Das Tiroler Landessägewerk geht in Betrieb
30.05.1921

1921: In Kramsach wird das größte Sägewerk des Landes Tirol aus Landesmitteln erbaut.

Nach Fritz Steinegger im »Buch von Kramsach«, 1972, S. 337 ff:

Die Entstehungsgeschichte

»Im Jahre 1920 entschädigte das Bundesministerium für Land- und Forstwirtschaft das Land Tirol für die entgangenen ansehnlichen Einnahmen aus der bis dahin vom Lande allein durchgeführten Holzbewirtschaftung im Brandenbergtal mit jährlich 20.000 Festmeter verbilligt abzugebenden Rundholz I. Qualität innerhalb dreier Jahre.

Das Land Tirol stand nun vor der Aufgabe, die anfallenden 60.000 Festmeter Holz für das Land möglichst schnell gewinnbringend zu verwerten. Darauf hin bekamen die Landesholzstelle und das Landes-Landwirtschaftsamt den Auftrag, gemeinsam mit den Sägewerken in Kramsach zu verhandeln, um einen raschen Verschnitt der auf dem Ländplatz aufgestappelten Stämme zu bewerkstelligen.

Tatsächlich gelang es, eine Partie von 7500 Festmeter Rundholz im Lohnschnitt beim Sägewerk des Messingwerkes Achenrain unterzubringen. Doch war das Offert der zweiten, wesentlich größeren Säge wegen zu hoher Preisforderungen für das Land unannehmbar.

Da die Österreichischen Bundesforste die baldige Räumung der Lände verlangten, drängte sich die Entscheidung, an den Bau einer landeseigenen Säge zu denken, direkt auf, zumal der Bund einen geeigneten Bauplatz mit Geleiseanschluß zum Bahnhof Brixlegg in der Bramböckau zu vorteilhaften Bedingungen anbot. Zusätzlich garantierte das Bundesministerium für Land- und Forstwirtschaft der Tiroler Landesregierung die Zuteilung von 40.000 Festmeter für zwei weitere Jahre.

Nach Einholung von entsprechenden Offerten der Tiroler Bauwirtschaft und für die anzukaufenden Holzverarbeitungsmaschinen beschloss die Tiroler Landesregierung auf Grund erschöpfender Berichterstattung und Planeinsichtnahme unter der Auflage, daß die veranschlagte Bausumme von 11.100.000 Kronen nicht überschritten werden dürfe, in ihrer Sitzung vom 19. Jänner 1921 den Sägewerksbau. Der mit den Stimmen der sozialdemokratischen Regierungsmitgliedern Artur Foltin und Dr. Franz Gruener zustande gekommene einstimmige Regierungsbeschluss löste in der Öffentlichkeit heftige Kritik aus und lieferte den Gegnern dieses Projektes und der Tagespresse wochenlang ausgiebigen Gesprächsstoff.

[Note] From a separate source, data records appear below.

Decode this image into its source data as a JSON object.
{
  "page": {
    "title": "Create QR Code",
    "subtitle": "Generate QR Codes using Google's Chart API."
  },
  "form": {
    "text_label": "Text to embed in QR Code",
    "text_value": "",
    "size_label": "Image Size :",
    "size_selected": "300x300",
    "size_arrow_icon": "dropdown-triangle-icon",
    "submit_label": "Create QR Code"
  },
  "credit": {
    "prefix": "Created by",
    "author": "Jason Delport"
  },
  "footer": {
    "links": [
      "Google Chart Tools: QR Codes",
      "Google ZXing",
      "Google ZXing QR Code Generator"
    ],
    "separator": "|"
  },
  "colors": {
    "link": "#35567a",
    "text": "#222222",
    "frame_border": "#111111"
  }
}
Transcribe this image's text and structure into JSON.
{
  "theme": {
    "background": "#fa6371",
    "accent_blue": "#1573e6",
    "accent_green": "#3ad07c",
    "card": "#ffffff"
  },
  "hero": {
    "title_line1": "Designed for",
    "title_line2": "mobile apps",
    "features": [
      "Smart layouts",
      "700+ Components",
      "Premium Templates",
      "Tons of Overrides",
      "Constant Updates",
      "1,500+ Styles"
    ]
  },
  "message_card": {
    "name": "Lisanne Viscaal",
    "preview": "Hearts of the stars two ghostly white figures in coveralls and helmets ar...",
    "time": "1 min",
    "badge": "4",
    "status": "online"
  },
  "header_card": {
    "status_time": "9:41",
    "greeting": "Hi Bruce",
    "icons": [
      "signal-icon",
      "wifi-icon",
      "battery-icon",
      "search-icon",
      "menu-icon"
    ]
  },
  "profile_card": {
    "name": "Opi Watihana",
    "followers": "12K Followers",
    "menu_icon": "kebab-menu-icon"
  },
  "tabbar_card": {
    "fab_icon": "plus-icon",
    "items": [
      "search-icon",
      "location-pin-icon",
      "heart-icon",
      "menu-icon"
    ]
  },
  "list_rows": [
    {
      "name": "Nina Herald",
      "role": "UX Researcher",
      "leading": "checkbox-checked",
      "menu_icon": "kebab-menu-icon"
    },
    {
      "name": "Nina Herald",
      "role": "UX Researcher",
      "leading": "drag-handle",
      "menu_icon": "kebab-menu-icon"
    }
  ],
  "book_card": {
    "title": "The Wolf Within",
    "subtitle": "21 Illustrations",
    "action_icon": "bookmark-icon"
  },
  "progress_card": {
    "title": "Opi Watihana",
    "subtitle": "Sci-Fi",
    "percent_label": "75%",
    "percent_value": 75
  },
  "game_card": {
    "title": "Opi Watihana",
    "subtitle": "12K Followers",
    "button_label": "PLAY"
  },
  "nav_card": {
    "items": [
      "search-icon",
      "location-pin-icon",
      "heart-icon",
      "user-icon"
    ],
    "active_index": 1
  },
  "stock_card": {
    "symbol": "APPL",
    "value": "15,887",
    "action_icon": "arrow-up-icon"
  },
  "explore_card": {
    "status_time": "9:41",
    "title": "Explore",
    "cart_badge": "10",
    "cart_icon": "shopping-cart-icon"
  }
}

Es ist verständlich, daß der Tiroler Sägereiverband, wenn auch vergebens, den Sägewerksbau verteufelte, fürchtete er doch einen Auftragsrückgang für seine Mitgliedsbetriebe. Namentlich die Abgeordneten der Großdeutschen Volkspartei warnten im Landtag vor dem fehlschlagenden Projekt. Aber es gab kein Zurück mehr. In kürzester Bauzeit, in 66 Tagen, erstellte das technische Büro Ing. Julius Gruder in Innsbruck das damals modernste und größte Sägewerk in Tirol. Die aufgelaufenen Baukosten lagen mit 10.928.432 Kronen 90 Heller unter dem Präliminare. Die örtliche Bauleitung besorgte Baumeister Josef Schmidt, die bauausführenden Firmen waren Baumeister Thomas Huber aus Kirchbichl, Zimmermeister Michl Schraffl aus Radfeld und die Schlossermeister Gaßner und Fritsche in Hopfgarten.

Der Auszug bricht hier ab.